ZDnet has a good article providing oversight on Artificial Intelligence and contemporary developments on modelling neural structures. As the brain is currently viewed as a modular structure, this aids a step by step approach that models individual parts.
Considerably higher up the evolutionary chain, IBM and the Ecole
Polytechnique Fédérale de Lausanne are collaborating on Blue Brain.
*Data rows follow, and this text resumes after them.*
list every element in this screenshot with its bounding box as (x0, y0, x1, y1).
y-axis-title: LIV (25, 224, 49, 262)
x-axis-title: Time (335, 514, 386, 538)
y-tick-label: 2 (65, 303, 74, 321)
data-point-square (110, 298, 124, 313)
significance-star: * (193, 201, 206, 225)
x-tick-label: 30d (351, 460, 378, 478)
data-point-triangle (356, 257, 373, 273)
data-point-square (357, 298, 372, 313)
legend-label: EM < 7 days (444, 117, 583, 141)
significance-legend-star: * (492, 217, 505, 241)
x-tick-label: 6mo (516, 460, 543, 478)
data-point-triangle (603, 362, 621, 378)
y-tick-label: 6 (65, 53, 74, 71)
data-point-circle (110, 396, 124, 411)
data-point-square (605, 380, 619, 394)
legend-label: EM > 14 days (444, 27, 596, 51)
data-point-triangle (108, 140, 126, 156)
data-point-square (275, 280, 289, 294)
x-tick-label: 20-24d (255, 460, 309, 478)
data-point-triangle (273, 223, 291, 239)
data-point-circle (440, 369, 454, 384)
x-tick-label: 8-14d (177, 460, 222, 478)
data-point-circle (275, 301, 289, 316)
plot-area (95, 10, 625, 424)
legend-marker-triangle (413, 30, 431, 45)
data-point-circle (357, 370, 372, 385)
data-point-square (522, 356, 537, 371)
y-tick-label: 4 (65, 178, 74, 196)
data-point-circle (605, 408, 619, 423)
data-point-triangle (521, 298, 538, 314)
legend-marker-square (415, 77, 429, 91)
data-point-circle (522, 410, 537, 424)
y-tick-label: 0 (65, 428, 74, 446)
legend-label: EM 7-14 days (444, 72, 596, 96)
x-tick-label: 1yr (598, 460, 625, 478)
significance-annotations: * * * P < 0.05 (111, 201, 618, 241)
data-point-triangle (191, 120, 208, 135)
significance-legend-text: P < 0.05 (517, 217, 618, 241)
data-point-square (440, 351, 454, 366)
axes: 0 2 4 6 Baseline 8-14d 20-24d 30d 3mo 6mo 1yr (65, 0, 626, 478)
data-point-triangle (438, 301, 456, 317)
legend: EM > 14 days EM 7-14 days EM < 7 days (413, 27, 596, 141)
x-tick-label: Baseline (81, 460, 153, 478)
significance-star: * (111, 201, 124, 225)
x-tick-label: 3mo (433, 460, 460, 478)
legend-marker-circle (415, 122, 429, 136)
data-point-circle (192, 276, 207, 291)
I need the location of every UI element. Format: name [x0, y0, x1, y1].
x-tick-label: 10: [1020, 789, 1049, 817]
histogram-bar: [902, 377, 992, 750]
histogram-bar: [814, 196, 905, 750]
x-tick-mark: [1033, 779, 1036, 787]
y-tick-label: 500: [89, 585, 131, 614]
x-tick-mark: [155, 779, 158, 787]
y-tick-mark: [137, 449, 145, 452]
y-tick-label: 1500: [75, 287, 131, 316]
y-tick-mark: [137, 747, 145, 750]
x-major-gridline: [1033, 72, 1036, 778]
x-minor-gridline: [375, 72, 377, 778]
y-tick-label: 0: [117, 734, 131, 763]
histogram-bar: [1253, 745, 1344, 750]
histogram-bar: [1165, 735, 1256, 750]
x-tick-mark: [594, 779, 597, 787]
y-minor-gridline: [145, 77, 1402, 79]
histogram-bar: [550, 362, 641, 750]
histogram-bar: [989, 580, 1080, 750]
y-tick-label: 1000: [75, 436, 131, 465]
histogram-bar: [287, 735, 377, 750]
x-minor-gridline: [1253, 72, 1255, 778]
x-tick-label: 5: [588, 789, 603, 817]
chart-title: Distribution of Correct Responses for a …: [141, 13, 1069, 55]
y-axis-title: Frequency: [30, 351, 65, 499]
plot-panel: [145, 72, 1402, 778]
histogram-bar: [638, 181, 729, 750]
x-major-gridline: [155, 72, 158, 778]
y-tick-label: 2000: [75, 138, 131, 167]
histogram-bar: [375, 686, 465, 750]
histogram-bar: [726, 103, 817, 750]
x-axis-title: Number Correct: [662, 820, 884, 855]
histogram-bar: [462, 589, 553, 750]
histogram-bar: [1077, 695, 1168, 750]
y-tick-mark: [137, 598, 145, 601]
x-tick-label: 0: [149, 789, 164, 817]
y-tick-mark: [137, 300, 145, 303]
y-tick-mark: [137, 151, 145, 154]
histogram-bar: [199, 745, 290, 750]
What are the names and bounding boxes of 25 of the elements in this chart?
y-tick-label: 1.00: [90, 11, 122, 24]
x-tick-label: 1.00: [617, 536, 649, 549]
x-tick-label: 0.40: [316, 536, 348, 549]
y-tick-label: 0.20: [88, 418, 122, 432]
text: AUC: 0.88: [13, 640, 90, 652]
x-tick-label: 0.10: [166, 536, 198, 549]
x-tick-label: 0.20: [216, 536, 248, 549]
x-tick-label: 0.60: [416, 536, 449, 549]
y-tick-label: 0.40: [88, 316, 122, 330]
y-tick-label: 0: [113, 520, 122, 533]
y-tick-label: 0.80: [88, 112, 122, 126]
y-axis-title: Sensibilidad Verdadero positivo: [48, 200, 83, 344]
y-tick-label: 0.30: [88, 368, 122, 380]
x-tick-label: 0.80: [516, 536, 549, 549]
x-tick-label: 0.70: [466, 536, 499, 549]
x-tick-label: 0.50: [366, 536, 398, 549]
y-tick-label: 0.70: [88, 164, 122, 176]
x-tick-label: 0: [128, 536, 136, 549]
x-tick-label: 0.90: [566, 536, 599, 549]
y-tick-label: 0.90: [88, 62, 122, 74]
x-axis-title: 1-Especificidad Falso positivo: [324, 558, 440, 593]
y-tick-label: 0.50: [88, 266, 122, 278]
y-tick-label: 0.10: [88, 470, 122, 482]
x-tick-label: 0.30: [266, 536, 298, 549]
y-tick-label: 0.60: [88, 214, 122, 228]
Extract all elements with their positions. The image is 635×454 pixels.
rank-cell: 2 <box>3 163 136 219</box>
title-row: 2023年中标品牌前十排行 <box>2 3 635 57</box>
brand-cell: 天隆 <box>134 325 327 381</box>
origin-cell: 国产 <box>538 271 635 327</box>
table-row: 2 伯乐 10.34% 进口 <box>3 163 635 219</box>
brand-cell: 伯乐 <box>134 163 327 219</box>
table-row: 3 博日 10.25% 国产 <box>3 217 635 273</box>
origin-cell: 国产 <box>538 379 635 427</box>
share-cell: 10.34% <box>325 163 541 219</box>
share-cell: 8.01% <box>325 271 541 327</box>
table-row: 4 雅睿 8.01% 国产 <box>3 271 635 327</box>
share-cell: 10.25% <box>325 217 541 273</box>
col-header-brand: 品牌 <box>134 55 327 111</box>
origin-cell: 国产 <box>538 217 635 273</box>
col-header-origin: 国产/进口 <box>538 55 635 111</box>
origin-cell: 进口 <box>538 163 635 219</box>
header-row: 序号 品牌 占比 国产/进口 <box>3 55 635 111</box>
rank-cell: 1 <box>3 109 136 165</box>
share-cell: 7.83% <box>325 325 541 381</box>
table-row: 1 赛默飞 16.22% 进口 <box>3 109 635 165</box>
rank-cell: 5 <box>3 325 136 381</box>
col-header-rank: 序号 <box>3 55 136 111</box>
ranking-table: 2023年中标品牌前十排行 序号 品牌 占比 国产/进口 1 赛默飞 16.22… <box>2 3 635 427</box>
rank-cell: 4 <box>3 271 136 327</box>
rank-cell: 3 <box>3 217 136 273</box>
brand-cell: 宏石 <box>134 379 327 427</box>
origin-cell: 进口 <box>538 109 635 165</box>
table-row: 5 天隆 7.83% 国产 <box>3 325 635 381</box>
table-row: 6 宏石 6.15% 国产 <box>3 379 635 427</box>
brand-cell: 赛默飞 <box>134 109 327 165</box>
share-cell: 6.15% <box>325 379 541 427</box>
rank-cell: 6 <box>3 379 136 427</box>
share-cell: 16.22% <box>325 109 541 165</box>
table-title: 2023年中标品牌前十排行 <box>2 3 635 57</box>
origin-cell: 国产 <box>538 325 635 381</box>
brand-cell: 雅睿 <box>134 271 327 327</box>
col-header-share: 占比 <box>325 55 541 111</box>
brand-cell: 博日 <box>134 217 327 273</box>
This is a Blue Gene supercomputer project to model 10,000 complex
neurons configured as a rat neocortical column (NCC). This is a basic
building block, a unit some 0.5 by 2mm big that's repeated throughout
the brain, and is very similar to the human column. The researchers
have mapped out the NCC through ten years of dissection and study, and
have also built a model of an individual neuron with which to populate
the model.
As it stands, the computer has 8096 processors,
each of which can model between one and ten neurons, is capable of 22.8
trillion floating point instructions per second, and is cooled by water
from Lake Geneva. The first run of the full 10,000 neuron NCC took
place as expected at the end of 2005: the researchers are now on
version two of an expected ten versions of the NCC, but aren't saying
anything about the results so far.
Once an NCC model is running well, the researchers plan to replicate it to create a full neocortex with around 20 billion neurons. There are plenty of other bits of the brain to recreate too, such as the hippocampus, cerebellum, visual cortex and so on, adding up to around 100 billion neurons in total with 1000 times as many connections. A computer powerful enough to model the entire brain could be built in the next ten years, say the researchers, although well before that point they expect to find useful results about brain data processing, neurological diseases, and how memory and sensation work.
I will be monitoring this development closely.